Tabela 3: Sintomas clínicos e alterações patológicas observadas com maior evidência em casos de PFTS
Sinais clínicos | Alterações patológicas |
Anorexia | Rinite activa crónica |
Letargia | Gastrite fúndica linfocitária superficial |
Em pé, mas sem vontade a se moverem | Enterite atrófica |
Espirros | Colite superficial |
Comportamentos orais repetitivos | Atrofia do timo |
Os sinais clínicos e as alterações patológicas observadas no nosso caso apresentam-se a encarnado.
Etiologia
Actualmente desconhece-se a etiologia do PFTS. Suspeita-se de agentes infecciosos, factores não infecciosos ou ambos [Huang et al., 2011].

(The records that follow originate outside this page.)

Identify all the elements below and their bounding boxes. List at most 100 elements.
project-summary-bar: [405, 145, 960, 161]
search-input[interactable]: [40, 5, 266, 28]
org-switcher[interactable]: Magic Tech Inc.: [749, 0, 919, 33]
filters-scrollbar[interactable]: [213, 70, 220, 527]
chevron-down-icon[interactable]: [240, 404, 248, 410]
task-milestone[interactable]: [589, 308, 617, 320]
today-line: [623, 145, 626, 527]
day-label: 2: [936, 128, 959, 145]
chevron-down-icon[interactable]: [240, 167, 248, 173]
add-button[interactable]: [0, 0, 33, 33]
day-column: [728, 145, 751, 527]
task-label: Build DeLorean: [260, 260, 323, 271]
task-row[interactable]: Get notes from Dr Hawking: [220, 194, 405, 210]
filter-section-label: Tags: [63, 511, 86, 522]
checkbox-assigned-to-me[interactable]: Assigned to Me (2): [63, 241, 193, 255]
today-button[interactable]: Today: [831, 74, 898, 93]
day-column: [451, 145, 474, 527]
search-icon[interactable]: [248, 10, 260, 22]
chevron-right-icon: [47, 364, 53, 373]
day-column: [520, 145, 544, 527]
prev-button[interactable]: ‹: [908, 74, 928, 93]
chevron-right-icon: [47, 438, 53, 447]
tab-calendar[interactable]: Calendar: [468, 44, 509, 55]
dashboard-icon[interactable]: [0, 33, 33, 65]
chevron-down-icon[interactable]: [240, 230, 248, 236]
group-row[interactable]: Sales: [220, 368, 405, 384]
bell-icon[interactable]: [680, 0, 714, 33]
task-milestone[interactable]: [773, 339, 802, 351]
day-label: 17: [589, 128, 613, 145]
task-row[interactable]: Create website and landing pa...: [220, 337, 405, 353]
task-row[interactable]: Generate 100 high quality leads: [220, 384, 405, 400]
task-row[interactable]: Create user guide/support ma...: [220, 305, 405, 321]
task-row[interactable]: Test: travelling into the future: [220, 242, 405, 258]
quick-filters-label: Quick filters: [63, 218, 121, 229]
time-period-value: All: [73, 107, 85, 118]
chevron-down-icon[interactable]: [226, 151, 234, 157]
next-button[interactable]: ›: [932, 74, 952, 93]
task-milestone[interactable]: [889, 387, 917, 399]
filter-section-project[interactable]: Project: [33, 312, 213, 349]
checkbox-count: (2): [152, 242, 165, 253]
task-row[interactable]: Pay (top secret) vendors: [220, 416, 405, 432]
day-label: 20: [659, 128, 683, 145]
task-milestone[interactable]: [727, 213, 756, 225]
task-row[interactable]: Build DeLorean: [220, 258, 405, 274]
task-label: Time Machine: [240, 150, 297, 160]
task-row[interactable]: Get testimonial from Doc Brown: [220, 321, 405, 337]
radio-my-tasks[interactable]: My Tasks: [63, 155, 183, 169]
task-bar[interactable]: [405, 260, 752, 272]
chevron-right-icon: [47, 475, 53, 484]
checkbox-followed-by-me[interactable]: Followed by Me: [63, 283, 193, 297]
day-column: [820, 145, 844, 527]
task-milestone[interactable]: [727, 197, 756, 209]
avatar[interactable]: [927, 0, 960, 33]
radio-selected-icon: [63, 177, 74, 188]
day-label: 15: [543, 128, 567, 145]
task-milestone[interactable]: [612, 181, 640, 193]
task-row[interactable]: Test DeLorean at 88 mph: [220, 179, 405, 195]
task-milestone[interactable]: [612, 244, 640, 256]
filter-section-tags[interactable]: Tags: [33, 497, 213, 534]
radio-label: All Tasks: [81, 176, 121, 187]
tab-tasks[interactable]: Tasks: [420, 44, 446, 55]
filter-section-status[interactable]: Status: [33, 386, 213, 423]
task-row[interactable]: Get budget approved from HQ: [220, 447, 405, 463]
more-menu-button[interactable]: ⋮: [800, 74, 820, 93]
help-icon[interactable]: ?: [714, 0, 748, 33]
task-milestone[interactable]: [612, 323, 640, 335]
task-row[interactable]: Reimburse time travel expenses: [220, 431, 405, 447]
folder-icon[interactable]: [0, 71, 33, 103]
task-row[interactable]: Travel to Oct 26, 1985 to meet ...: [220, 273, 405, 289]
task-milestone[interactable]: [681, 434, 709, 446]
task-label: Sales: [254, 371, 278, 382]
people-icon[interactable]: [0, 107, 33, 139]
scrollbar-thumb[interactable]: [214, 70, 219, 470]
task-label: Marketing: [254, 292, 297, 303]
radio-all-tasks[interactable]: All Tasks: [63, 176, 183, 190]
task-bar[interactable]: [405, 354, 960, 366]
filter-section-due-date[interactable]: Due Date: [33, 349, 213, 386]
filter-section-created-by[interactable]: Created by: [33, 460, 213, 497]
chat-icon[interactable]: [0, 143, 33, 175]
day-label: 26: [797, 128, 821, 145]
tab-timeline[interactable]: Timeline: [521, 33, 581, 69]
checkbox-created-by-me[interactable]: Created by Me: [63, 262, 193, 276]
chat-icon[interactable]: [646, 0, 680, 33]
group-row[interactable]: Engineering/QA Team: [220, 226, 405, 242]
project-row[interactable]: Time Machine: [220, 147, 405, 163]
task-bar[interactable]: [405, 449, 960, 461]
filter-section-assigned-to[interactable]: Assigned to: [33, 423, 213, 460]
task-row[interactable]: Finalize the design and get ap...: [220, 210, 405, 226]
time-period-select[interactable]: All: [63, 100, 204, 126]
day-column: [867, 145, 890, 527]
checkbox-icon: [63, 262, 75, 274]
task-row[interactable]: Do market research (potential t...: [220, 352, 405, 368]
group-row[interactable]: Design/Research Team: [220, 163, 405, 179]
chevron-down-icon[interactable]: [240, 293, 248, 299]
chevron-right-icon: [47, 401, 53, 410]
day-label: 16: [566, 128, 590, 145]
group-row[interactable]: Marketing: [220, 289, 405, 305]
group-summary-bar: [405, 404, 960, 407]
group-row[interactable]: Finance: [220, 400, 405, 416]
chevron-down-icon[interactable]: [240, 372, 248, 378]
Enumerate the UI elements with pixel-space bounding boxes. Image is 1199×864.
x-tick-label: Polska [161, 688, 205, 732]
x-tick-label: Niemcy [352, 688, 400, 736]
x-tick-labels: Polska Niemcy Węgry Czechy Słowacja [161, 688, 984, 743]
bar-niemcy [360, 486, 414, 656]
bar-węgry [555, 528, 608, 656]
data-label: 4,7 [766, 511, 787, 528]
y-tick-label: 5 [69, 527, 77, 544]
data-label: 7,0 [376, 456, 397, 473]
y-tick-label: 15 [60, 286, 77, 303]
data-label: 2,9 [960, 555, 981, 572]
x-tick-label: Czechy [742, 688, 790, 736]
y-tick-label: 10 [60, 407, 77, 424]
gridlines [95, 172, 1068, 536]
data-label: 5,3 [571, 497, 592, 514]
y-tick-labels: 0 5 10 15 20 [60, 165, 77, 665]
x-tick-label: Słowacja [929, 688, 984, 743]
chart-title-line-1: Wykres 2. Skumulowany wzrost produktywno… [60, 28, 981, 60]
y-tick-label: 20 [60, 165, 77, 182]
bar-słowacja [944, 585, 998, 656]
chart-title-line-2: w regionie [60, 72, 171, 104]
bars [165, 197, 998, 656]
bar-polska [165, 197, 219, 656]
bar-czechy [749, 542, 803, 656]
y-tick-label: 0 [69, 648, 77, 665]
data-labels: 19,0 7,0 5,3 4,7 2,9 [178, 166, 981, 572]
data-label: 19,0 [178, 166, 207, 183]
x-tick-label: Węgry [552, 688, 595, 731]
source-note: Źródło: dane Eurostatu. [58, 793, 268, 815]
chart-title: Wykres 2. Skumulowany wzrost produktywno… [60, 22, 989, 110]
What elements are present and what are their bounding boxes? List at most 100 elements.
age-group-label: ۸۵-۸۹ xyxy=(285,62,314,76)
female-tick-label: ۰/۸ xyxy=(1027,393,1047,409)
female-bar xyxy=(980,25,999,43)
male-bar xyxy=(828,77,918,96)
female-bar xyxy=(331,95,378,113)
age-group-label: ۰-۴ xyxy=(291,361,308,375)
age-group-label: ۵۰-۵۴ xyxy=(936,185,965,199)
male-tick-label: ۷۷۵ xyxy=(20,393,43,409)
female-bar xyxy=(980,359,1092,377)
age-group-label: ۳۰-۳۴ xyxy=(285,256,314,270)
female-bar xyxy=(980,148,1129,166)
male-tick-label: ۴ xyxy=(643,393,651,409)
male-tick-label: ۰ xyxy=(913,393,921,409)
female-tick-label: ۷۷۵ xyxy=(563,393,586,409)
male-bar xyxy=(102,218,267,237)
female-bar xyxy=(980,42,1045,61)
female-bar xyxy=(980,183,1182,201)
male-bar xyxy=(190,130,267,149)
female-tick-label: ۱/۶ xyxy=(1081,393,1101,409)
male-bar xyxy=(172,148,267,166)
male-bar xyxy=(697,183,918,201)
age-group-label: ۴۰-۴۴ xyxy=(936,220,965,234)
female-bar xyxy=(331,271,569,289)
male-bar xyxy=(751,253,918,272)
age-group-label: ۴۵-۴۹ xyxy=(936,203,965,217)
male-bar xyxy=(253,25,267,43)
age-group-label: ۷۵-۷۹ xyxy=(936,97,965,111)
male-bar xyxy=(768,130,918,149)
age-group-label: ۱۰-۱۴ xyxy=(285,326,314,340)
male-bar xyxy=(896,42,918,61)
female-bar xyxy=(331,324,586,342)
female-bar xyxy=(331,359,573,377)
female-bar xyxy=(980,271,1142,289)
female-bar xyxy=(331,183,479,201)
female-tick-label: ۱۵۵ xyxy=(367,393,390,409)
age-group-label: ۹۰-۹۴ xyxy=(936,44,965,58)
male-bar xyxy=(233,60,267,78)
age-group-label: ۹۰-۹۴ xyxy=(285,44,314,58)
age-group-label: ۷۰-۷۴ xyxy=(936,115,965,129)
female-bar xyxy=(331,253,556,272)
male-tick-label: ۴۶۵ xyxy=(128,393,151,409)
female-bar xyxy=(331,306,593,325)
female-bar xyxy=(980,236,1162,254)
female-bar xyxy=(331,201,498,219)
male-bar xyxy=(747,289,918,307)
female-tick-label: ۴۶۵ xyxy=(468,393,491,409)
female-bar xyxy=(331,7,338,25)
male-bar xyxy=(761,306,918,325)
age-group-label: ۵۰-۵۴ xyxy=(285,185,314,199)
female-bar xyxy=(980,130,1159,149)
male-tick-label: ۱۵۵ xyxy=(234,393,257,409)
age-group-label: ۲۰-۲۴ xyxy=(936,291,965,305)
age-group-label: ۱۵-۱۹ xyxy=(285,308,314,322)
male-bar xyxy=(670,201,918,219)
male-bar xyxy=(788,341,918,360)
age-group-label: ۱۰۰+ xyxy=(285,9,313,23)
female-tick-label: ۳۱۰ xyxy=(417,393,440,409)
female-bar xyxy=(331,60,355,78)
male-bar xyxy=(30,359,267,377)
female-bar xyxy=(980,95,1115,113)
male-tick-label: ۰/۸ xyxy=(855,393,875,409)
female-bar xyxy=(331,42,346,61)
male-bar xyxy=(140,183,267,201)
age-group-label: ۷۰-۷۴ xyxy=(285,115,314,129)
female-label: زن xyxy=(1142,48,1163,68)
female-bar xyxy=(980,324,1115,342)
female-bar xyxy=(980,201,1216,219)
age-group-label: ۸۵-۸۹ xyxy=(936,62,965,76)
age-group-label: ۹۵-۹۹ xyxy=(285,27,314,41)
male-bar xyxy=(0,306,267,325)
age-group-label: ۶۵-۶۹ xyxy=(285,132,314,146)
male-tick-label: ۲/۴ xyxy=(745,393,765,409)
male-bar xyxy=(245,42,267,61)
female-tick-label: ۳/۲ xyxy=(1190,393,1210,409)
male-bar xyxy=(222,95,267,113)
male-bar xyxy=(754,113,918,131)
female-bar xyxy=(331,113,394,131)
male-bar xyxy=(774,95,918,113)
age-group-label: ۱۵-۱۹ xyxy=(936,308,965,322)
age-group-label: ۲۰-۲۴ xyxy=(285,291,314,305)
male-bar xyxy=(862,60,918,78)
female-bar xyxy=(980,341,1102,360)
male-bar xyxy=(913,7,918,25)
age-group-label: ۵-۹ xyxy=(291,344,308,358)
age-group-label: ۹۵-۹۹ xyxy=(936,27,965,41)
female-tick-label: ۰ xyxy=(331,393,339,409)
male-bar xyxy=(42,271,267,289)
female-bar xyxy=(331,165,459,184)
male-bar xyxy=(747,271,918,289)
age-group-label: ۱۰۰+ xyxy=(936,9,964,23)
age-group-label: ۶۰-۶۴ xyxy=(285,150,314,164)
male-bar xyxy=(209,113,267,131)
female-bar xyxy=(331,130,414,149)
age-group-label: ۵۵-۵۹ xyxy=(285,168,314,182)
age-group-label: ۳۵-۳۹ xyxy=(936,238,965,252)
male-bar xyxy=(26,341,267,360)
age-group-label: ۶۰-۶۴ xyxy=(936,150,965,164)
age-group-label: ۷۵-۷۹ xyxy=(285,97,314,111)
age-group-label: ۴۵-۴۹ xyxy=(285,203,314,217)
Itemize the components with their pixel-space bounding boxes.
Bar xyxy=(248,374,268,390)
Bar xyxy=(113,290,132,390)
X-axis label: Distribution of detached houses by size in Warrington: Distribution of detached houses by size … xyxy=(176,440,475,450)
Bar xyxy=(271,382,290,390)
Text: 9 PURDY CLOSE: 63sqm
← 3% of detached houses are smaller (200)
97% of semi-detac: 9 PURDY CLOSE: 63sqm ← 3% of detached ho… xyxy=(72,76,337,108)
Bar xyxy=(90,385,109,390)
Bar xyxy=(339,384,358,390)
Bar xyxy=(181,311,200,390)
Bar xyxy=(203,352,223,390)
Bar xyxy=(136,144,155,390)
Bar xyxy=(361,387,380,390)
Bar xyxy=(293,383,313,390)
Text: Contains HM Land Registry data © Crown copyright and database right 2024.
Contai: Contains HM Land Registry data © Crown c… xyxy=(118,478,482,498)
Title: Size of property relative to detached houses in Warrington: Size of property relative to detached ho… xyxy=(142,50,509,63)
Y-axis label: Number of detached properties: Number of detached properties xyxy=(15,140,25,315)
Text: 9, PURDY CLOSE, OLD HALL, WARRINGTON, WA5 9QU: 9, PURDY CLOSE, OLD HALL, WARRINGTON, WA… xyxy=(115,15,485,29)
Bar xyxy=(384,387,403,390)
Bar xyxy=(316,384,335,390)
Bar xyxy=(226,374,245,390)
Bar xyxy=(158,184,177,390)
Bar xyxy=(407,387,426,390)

No nosso caso, as nossas suspeitas centraram-se no uso massivo do produto secante ao desmeme, devido a que foi concomitante com o surto de observações clínicas.
Decidimos recolher uma amostra do produto e enviá-la para um laboratório químico para tentar detectar alguns elementos como arsénico e chumbo porque eu já tinha ouvido falar sobre este tipo de contaminantes nalgumas fontes de óxido de zinco. Os resultados da análise apresentam-se na tabela 4.
Tabela 4: Análise de uma amostra do produto secante (metais pesados / oligoelementos)
Cádmio | mg/kg | < 0,50 |
Mercúrio | mg/kg | < 0,02 |
Chumbo | mg/kg | 6,78 |
Arsénico | mg/kg | 7,71 |
Explicação “<”: não detectado, abaixo do limite de quantificação
Acções propostas e evolução
O suinicultor utilizou este produto secante em grandes quantidades para secar o solo mas também para prevenir a colibacilose, devido à grande quantidade de óxido de zinco que levaba.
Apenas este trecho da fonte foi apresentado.